Evelyn sentì il sangue scorrerle nelle vene, il pulsare martellante del suo cuore nel petto. Allontanarla da lui era soltanto il modo in cui le dimostrava il suo interesse?
Era tutto vero ciò che aveva appena detto; indossava quel vestito e ricordava di avere i capelli legati. Anche lui aveva memorizzato ogni minimo particolare di quel giorno.
«Noah...»
Prima di poter continuare, Noah le fu di nuovo vicino. Le cinse la vita sottile, attirandola a sé.
Lei alzò il viso incontrando lo sguardo dell'altro. E adesso lo vedeva, vedeva ciò che provava, ciò che aveva sempre provato ma che aveva sempre tenuto nascosto.
Si mossero lentamente, e in un attimo, le loro labbra si unirono.
Fu come una scintilla che sfiora appena la polvere da sparo.
Fu come l'esplosione di una stella nello spazio infinito.
Era perfetto.
Le loro labbra sembravano state create appositamente per quel'unico momento; combaciavano alla perfezione.
Fu un bacio fuggevole, quasi dato con rabbia, ma che sprigionò una forza così potente da farle mancare il respiro.

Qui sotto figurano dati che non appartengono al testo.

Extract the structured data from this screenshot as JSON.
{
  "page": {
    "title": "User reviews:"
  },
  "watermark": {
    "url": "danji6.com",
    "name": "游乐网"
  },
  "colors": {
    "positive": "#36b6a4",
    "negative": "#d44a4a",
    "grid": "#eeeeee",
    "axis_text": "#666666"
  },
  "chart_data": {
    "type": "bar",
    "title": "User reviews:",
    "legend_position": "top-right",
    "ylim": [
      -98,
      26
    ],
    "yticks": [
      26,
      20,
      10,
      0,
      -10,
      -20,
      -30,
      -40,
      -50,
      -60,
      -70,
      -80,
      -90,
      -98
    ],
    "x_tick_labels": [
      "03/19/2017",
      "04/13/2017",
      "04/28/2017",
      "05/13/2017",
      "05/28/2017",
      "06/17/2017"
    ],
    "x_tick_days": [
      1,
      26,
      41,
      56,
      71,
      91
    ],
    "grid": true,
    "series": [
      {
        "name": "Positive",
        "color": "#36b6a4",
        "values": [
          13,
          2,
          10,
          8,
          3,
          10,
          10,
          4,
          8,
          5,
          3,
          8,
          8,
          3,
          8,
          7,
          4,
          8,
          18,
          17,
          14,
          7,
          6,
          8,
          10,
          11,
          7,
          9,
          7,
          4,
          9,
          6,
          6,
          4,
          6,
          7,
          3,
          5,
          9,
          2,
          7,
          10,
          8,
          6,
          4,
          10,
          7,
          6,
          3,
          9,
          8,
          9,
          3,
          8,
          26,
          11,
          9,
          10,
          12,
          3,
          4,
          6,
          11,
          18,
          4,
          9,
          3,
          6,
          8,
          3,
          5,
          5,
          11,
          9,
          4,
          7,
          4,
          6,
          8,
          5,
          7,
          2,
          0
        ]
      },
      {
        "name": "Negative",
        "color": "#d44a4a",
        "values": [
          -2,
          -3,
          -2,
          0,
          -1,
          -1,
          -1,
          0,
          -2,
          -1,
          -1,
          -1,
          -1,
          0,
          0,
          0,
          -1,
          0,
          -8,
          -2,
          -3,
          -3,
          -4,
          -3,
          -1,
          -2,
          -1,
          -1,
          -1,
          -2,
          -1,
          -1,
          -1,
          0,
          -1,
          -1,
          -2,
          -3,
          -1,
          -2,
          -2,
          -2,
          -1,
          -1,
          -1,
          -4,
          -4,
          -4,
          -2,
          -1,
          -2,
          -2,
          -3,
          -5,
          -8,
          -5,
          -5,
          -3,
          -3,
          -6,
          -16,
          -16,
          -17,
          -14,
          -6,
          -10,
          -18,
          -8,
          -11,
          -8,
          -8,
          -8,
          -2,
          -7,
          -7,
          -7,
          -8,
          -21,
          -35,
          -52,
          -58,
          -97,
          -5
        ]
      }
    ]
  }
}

Evelyn si abbandonò tra quelle braccia forti, ma quando cercò di insinuarsi con la lingua nella bocca morbida dell'altro, Noah si staccò da lei, provocandole un gemito di dolore.
«Ti prego non smettere» sussurrò ancora con gli occhi chiusi.
L'altro, per tutta risposta, l'alzò da terra, costringendola ad unire le gambe intorno al suo corpo. Poi, facendo qualche passo, l'adagiò su un mucchio di foglie ambrate.
«Dovresti scappare» disse Noah portandosi sopra al corpo minuto di lei. Evelyn non rispose, lo afferrò per la giacca di pelle, avvicinandolo al suo viso.
«Ti voglio. Adesso»
Noah la fissò ancora. Senza pensarci troppo strappò il cappotto dell'altra e subito dopo lacerò anche la felpa e il reggiseno sottostante.
Evelyn chiuse gli occhi. Era arrivato il momento, il loro momento, l'avrebbe avuto soltanto per se. Tutti i suoi sogni ad occhi aperti, ogni minuto speso su quella panchina, sarebbe stato ripagato. Il tocco di quelle mani grandi e forti, sapeva essere gentile e bruciante di passione.
Era così bello e...
Qualcosa si affacciò tra i pensieri di Evelyn; Patrik, l'articolo. E in quel momento, con tutta la forza di volontà che aveva, si ritrasse, coprendosi i piccoli seni con il braccio.
«Cosa c'è?» chiese l'altro ormai troppo coinvolto per potersi fermare.
Gli aveva mentito, e adesso cosa avrebbe dovuto fare?